Generally, whilst we are seeing price rises slowing in some areas, others are proving more stubborn and the path forward isn’t necessarily a clear one. One reason could be wages, which have been moving higher and are supported by tight labour markets. Year-on-year wage inflation in the UK including bonuses was 6.5% in the three months to April 2023, and excluding bonuses 7.3%. Another reason could be that some, though by no means all, companies are using the inflationary backdrop to increase prices and improve profit margins.

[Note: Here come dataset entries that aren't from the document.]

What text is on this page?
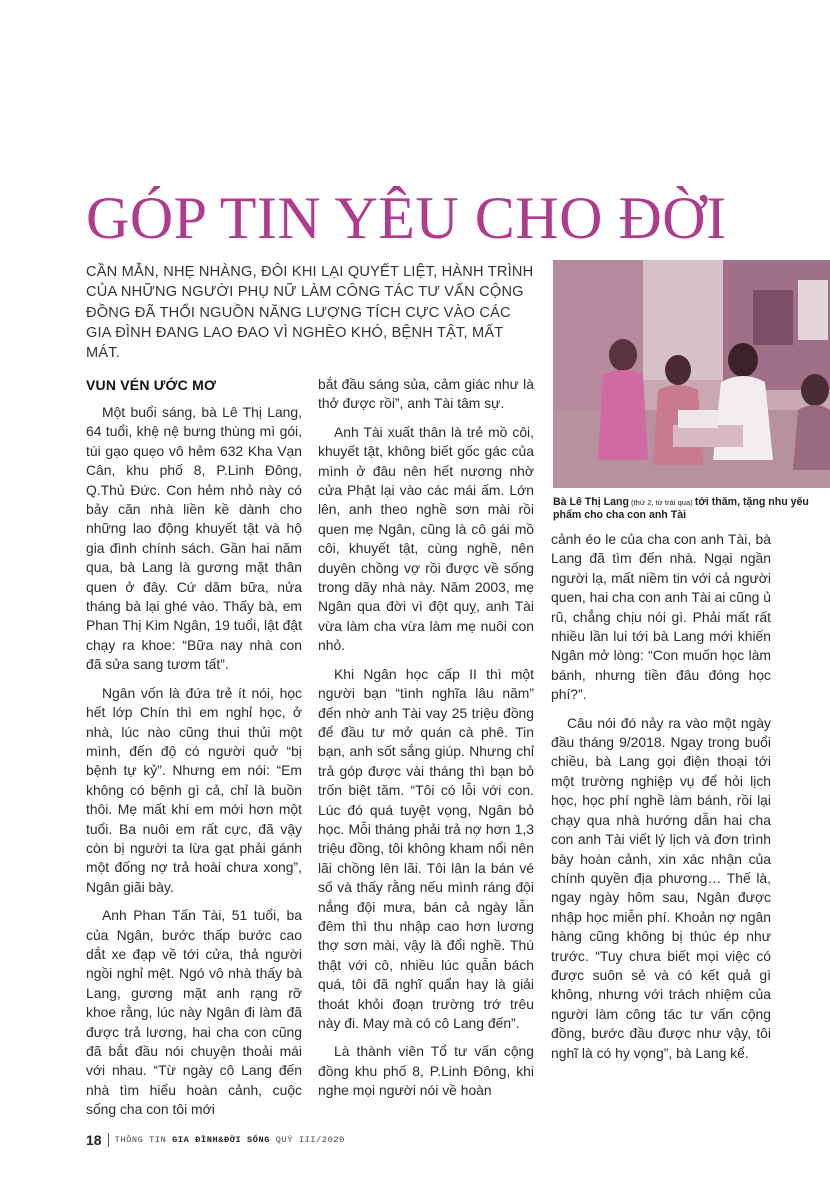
GÓP TIN YÊU CHO ĐỜI
CẦN MẪN, NHẸ NHÀNG, ĐÔI KHI LẠI QUYẾT LIỆT, HÀNH TRÌNH CỦA NHỮNG NGƯỜI PHỤ NỮ LÀM CÔNG TÁC TƯ VẤN CỘNG ĐỒNG ĐÃ THỔI NGUỒN NĂNG LƯỢNG TÍCH CỰC VÀO CÁC GIA ĐÌNH ĐANG LAO ĐAO VÌ NGHÈO KHÓ, BỆNH TẬT, MẤT MÁT.
Bà Lê Thị Lang (thứ 2, từ trái qua) tới thăm, tặng nhu yếu phẩm cho cha con anh Tài
VUN VÉN ƯỚC MƠ

Một buổi sáng, bà Lê Thị Lang, 64 tuổi, khệ nệ bưng thùng mì gói, túi gạo quẹo vô hẻm 632 Kha Vạn Cân, khu phố 8, P.Linh Đông, Q.Thủ Đức. Con hẻm nhỏ này có bảy căn nhà liền kề dành cho những lao động khuyết tật và hộ gia đình chính sách. Gần hai năm qua, bà Lang là gương mặt thân quen ở đây. Cứ dăm bữa, nửa tháng bà lại ghé vào. Thấy bà, em Phan Thị Kim Ngân, 19 tuổi, lật đật chạy ra khoe: “Bữa nay nhà con đã sửa sang tươm tất”.

Ngân vốn là đứa trẻ ít nói, học hết lớp Chín thì em nghỉ học, ở nhà, lúc nào cũng thui thủi một mình, đến độ có người quở “bị bệnh tự kỷ”. Nhưng em nói: “Em không có bệnh gì cả, chỉ là buồn thôi. Mẹ mất khi em mới hơn một tuổi. Ba nuôi em rất cực, đã vậy còn bị người ta lừa gạt phải gánh một đống nợ trả hoài chưa xong”, Ngân giãi bày.

Anh Phan Tấn Tài, 51 tuổi, ba của Ngân, bước thấp bước cao dắt xe đạp về tới cửa, thả người ngồi nghỉ mệt. Ngó vô nhà thấy bà Lang, gương mặt anh rạng rỡ khoe rằng, lúc này Ngân đi làm đã được trả lương, hai cha con cũng đã bắt đầu nói chuyện thoải mái với nhau. “Từ ngày cô Lang đến nhà tìm hiểu hoàn cảnh, cuộc sống cha con tôi mới

bắt đầu sáng sủa, cảm giác như là thở được rồi”, anh Tài tâm sự.

Anh Tài xuất thân là trẻ mồ côi, khuyết tật, không biết gốc gác của mình ở đâu nên hết nương nhờ cửa Phật lại vào các mái ấm. Lớn lên, anh theo nghề sơn mài rồi quen mẹ Ngân, cũng là cô gái mồ côi, khuyết tật, cùng nghề, nên duyên chồng vợ rồi được về sống trong dãy nhà này. Năm 2003, mẹ Ngân qua đời vì đột quỵ, anh Tài vừa làm cha vừa làm mẹ nuôi con nhỏ.

Khi Ngân học cấp II thì một người bạn “tình nghĩa lâu năm” đến nhờ anh Tài vay 25 triệu đồng để đầu tư mở quán cà phê. Tin bạn, anh sốt sắng giúp. Nhưng chỉ trả góp được vài tháng thì bạn bỏ trốn biệt tăm. “Tôi có lỗi với con. Lúc đó quá tuyệt vọng, Ngân bỏ học. Mỗi tháng phải trả nợ hơn 1,3 triệu đồng, tôi không kham nổi nên lãi chồng lên lãi. Tôi lân la bán vé số và thấy rằng nếu mình ráng đội nắng đội mưa, bán cả ngày lẫn đêm thì thu nhập cao hơn lương thợ sơn mài, vậy là đổi nghề. Thú thật với cô, nhiều lúc quẫn bách quá, tôi đã nghĩ quẩn hay là giải thoát khỏi đoạn trường trớ trêu này đi. May mà có cô Lang đến”.

Là thành viên Tổ tư vấn cộng đồng khu phố 8, P.Linh Đông, khi nghe mọi người nói về hoàn

cảnh éo le của cha con anh Tài, bà Lang đã tìm đến nhà. Ngại ngần người lạ, mất niềm tin với cả người quen, hai cha con anh Tài ai cũng ủ rũ, chẳng chịu nói gì. Phải mất rất nhiều lần lui tới bà Lang mới khiến Ngân mở lòng: “Con muốn học làm bánh, nhưng tiền đâu đóng học phí?”.

Câu nói đó nảy ra vào một ngày đầu tháng 9/2018. Ngay trong buổi chiều, bà Lang gọi điện thoại tới một trường nghiệp vụ để hỏi lịch học, học phí nghề làm bánh, rồi lại chạy qua nhà hướng dẫn hai cha con anh Tài viết lý lịch và đơn trình bày hoàn cảnh, xin xác nhận của chính quyền địa phương… Thế là, ngay ngày hôm sau, Ngân được nhập học miễn phí. Khoản nợ ngân hàng cũng không bị thúc ép như trước. “Tuy chưa biết mọi việc có được suôn sẻ và có kết quả gì không, nhưng với trách nhiệm của người làm công tác tư vấn cộng đồng, bước đầu được như vậy, tôi nghĩ là có hy vọng”, bà Lang kể.

18 THÔNG TIN GIA ĐÌNH&ĐỜI SỐNG QUÝ III/2020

Monetary policy has naturally followed suit, with interest rates continuing to rise worldwide. In June the Bank of England raised interest rates by 0.5% to 5% and the European Central Bank by 0.25% to 4%. Whilst the US Federal Reserve paused their hiking cycle it was notable they indicated rates may need to move higher later in the year. One important outlier to this has been China, which is flirting with deflation and actually marginally reduced rates in the last month of the quarter.
The full impact of high rates on consumers is still unclear. Savings made during the pandemic, coupled with higher wages may offset some inflationary effects, but these savings are being drawn upon and the delayed impact of higher mortgage rates may not yet have been fully felt. This will be very important for the global economy and corporate earnings in the quarters to come.
Recession concerns persist, with the Eurozone in a small technical recession and UK GDP only slightly rising in the first three months of the year. While some cracks are appearing in the US economy, strong consumer spending and a robust labour market indicate no immediate recession.